Vous évoquez la nécessité pour le droit de mieux prendre en compte les processus naturels ainsi que les relations nous liant à la nature. Pourriez-vous donner des exemples d’adaptation concrète en termes juridiques ?

Il me semble en effet que les droits de la nature se sont jusqu’ici beaucoup plus focalisés sur des entités localisables, délimitables, inscrites sur le territoire (des fleuves, des arbres, ou alors la nature comprise dans les limites d’un État, comme en Equateur ou en Bolivie) que sur des processus naturels. De ce fait, les droits de la nature restent foncièrement liés au découpage administratif du territoire. Dans une approche écosystémique, il est évidemment question de la protection de l’écosystème, de ses cycles, des processus naturels qui le définissent, mais on a encore l’idée que les écosystèmes surviennent sur des marquages territoriaux – pensez aux aires marines protégées, par exemple. Il faut bien entendu des délimitations spatiales, mais je crois qu’en envisageant les choses essentiellement de manière spatiale, on manque ce qui, selon moi, est non seulement au cœur de la problématique environnementale (les processus naturels, pas la protection patrimoniale d’un paysage ou d’une zone) mais encore de la définition des droits de la nature.

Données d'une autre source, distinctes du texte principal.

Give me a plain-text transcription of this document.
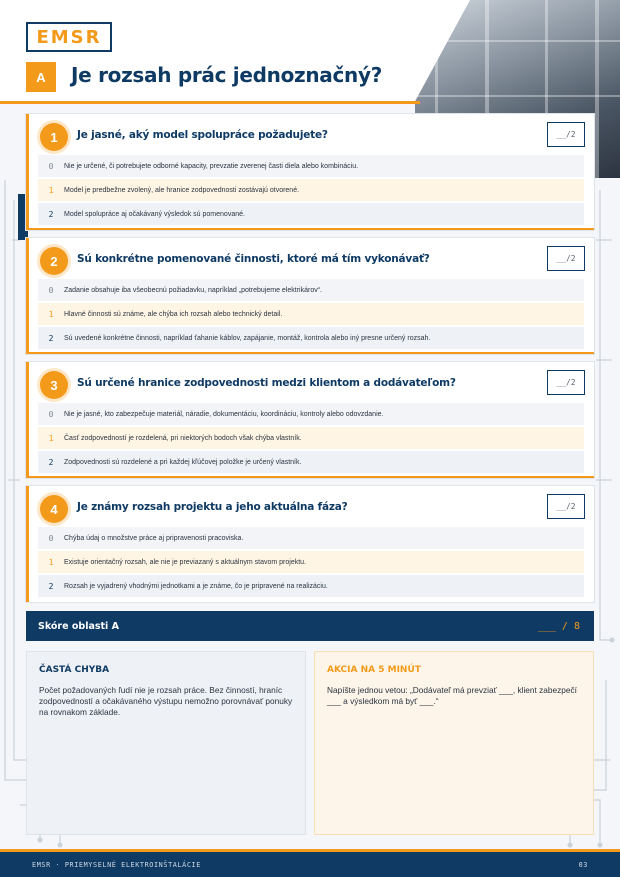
EMSR
A	Je rozsah prác jednoznačný?
1	Je jasné, aký model spolupráce požadujete?	__/2
0	Nie je určené, či potrebujete odborné kapacity, prevzatie zverenej časti diela alebo kombináciu.
1	Model je predbežne zvolený, ale hranice zodpovednosti zostávajú otvorené.
2	Model spolupráce aj očakávaný výsledok sú pomenované.
2	Sú konkrétne pomenované činnosti, ktoré má tím vykonávať?	__/2
0	Zadanie obsahuje iba všeobecnú požiadavku, napríklad „potrebujeme elektrikárov“.
1	Hlavné činnosti sú známe, ale chýba ich rozsah alebo technický detail.
2	Sú uvedené konkrétne činnosti, napríklad ťahanie káblov, zapájanie, montáž, kontrola alebo iný presne určený rozsah.
3	Sú určené hranice zodpovednosti medzi klientom a dodávateľom?	__/2
0	Nie je jasné, kto zabezpečuje materiál, náradie, dokumentáciu, koordináciu, kontroly alebo odovzdanie.
1	Časť zodpovedností je rozdelená, pri niektorých bodoch však chýba vlastník.
2	Zodpovednosti sú rozdelené a pri každej kľúčovej položke je určený vlastník.
4	Je známy rozsah projektu a jeho aktuálna fáza?	__/2
0	Chýba údaj o množstve práce aj pripravenosti pracoviska.
1	Existuje orientačný rozsah, ale nie je previazaný s aktuálnym stavom projektu.
2	Rozsah je vyjadrený vhodnými jednotkami a je známe, čo je pripravené na realizáciu.
Skóre oblasti A	___ / 8
ČASTÁ CHYBA
Počet požadovaných ľudí nie je rozsah práce. Bez činností, hraníc zodpovedností a očakávaného výstupu nemožno porovnávať ponuky na rovnakom základe.
AKCIA NA 5 MINÚT
Napíšte jednou vetou: „Dodávateľ má prevziať ___, klient zabezpečí ___ a výsledkom má byť ___.“
EMSR · PRIEMYSELNÉ ELEKTROINŠTALÁCIE	03
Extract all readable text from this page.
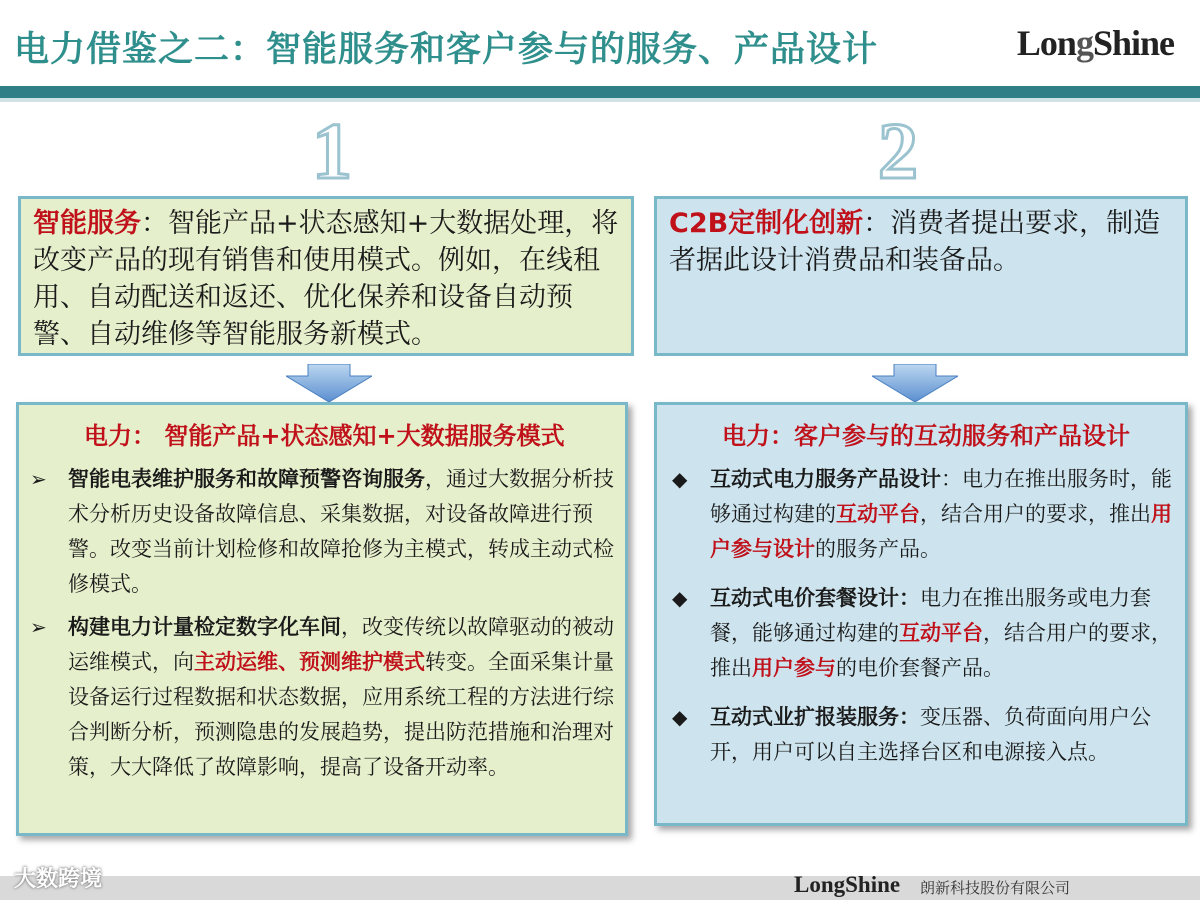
电力借鉴之二：智能服务和客户参与的服务、产品设计	LongShine
1	2
智能服务：智能产品+状态感知+大数据处理，将改变产品的现有销售和使用模式。例如，在线租用、自动配送和返还、优化保养和设备自动预警、自动维修等智能服务新模式。
C2B定制化创新：消费者提出要求，制造者据此设计消费品和装备品。
电力： 智能产品+状态感知+大数据服务模式
➢ 智能电表维护服务和故障预警咨询服务，通过大数据分析技术分析历史设备故障信息、采集数据，对设备故障进行预警。改变当前计划检修和故障抢修为主模式，转成主动式检修模式。
➢ 构建电力计量检定数字化车间，改变传统以故障驱动的被动运维模式，向主动运维、预测维护模式转变。全面采集计量设备运行过程数据和状态数据，应用系统工程的方法进行综合判断分析，预测隐患的发展趋势，提出防范措施和治理对策，大大降低了故障影响，提高了设备开动率。
电力：客户参与的互动服务和产品设计
◆ 互动式电力服务产品设计：电力在推出服务时，能够通过构建的互动平台，结合用户的要求，推出用户参与设计的服务产品。
◆ 互动式电价套餐设计：电力在推出服务或电力套餐，能够通过构建的互动平台，结合用户的要求，推出用户参与的电价套餐产品。
◆ 互动式业扩报装服务：变压器、负荷面向用户公开，用户可以自主选择台区和电源接入点。
大数跨境	LongShine 朗新科技股份有限公司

De quels droits parle-t-on, en effet ? Les textes labellisent ces droits en termes de droit au bien-être, à la vie, à la reproduction de ses cycles vitaux, à son intégrité écologique. Si l’on cherche à donner un sens précis, rigoureusement fondé, pas seulement sur le plan éthique mais également sur le plan scientifique (car rappelons-nous qu’il s’agit d’entités naturelles susceptibles d’une caractérisation biologique, géologique, climatologique, etc., et pas seulement de constructions sociales anthropologiquement situées que l’on voudrait honorer), on va rencontrer les concepts de fonction écosystémique, d’interdépendance entre espèces, de métabolisme, l’attention pouvant se porter à des niveaux plus ou moins fins de granularité d’organisation du vivant ou du non-vivant. Le monde devient un monde d’interactions et de processus, non plus de marquage territorial.

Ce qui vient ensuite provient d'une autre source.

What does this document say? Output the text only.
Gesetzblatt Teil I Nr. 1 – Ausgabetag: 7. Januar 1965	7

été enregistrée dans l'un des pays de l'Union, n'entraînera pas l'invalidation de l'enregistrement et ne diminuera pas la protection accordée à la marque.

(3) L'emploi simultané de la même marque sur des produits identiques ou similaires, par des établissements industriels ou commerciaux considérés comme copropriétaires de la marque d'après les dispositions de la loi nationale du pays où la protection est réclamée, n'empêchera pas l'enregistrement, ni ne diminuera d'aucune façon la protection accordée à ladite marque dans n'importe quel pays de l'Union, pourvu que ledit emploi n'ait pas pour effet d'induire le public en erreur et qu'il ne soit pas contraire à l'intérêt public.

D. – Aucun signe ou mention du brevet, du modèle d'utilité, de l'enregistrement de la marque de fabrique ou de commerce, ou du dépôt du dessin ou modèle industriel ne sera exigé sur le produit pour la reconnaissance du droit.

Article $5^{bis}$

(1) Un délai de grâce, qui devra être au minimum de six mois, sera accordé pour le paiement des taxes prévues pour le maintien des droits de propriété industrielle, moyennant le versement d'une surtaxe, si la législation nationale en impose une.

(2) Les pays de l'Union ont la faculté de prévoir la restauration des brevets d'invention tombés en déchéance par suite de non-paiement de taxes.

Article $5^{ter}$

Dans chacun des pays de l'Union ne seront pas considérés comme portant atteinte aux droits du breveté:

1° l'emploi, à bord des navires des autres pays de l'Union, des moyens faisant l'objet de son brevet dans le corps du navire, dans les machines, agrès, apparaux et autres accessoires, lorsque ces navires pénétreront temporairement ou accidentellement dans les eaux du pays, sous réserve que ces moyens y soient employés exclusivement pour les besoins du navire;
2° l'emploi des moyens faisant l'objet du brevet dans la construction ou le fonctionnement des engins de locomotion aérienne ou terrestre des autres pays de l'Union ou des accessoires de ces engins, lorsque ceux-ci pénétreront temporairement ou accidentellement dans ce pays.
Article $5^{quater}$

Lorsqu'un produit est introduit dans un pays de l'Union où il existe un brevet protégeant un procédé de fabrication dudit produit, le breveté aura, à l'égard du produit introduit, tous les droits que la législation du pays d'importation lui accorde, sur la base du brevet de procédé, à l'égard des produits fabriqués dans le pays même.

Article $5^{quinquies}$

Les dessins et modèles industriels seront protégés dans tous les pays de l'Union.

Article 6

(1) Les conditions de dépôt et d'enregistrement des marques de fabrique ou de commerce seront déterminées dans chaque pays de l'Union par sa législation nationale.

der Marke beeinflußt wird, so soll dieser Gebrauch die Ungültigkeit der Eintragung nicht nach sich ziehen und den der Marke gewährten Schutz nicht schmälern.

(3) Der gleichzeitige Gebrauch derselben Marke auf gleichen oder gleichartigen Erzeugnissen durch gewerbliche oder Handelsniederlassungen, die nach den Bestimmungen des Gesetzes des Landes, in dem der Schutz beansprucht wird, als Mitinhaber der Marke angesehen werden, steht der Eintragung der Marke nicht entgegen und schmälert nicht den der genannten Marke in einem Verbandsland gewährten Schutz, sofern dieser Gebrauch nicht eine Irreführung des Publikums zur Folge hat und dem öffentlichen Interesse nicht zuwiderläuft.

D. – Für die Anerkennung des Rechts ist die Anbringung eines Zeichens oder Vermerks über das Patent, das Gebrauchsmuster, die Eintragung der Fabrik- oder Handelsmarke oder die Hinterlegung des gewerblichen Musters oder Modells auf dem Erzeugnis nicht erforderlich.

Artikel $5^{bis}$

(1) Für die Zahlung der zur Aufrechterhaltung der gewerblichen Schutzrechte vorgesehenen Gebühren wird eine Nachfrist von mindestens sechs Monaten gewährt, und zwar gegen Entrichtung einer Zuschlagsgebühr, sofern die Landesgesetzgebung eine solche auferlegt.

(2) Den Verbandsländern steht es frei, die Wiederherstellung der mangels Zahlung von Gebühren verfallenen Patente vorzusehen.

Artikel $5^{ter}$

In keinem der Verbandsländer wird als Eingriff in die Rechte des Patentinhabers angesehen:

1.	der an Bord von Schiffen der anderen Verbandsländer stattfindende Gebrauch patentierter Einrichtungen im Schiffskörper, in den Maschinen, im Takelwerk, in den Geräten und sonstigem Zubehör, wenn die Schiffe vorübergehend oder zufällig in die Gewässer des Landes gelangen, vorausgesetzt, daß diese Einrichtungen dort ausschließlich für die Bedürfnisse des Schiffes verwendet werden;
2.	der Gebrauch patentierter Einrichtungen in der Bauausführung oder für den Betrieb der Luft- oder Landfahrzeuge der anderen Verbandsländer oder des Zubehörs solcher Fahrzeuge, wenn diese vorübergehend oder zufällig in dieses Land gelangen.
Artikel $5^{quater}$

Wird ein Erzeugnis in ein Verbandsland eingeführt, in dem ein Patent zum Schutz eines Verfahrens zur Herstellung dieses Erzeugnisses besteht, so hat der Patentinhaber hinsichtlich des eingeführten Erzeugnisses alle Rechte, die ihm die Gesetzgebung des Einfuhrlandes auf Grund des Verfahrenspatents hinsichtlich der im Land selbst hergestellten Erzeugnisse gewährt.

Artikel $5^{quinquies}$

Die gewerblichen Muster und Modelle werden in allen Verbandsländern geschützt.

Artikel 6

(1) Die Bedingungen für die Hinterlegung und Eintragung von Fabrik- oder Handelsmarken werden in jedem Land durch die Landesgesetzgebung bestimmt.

Dans cet esprit, un courant d’eau froide au large de l’Angola, le courant de Benguela, par exemple, fait l’objet depuis 2013 d’une convention protectrice. On est ontologiquement plus proche ici du processus que de l’entité, en tout cas de l’ordre de la prise en compte d’un fait dynamique et non statique. Dans le même esprit, je voudrais explorer dans un prochain ouvrage la thématique de la neige à travers l’analyse d’un procès historique qui a opposé des années 1990 à 2004, devant la Cour européenne des droits de l’homme, quatre villages saamis de Suède à des propriétaires terriens privés. Les éleveurs de rennes saamis avaient conduit leurs troupeaux sur des territoires auxquels ils pensaient avoir accès selon un droit immémorial, ce qui n’était pas le cas. Les propriétaires ont porté plainte contre eux et ont eu gain de cause. La raison initiale de ce déplacement des troupeaux était qu’en raison du changement climatique, la qualité de la neige sur le territoire de départ ne permettait plus aux rennes de brouter à travers et d’atteindre les plantes dont ils se nourrissent sur le sol. En raison des variations de température, la neige présentait une couche intermédiaire glacée infranchissable. À aucun moment de ce long procès, en première instance, en appel, devant la Cour suprême suédoise et finalement devant la CEHD, il ne fut question de ce fait premier : la qualité de la neige et son lien au dérèglement des processus climatiques. Il ne fut question que de droits de la propriété. Il m’importe donc de mettre la question des processus au cœur de l’analyse juridique environnementale.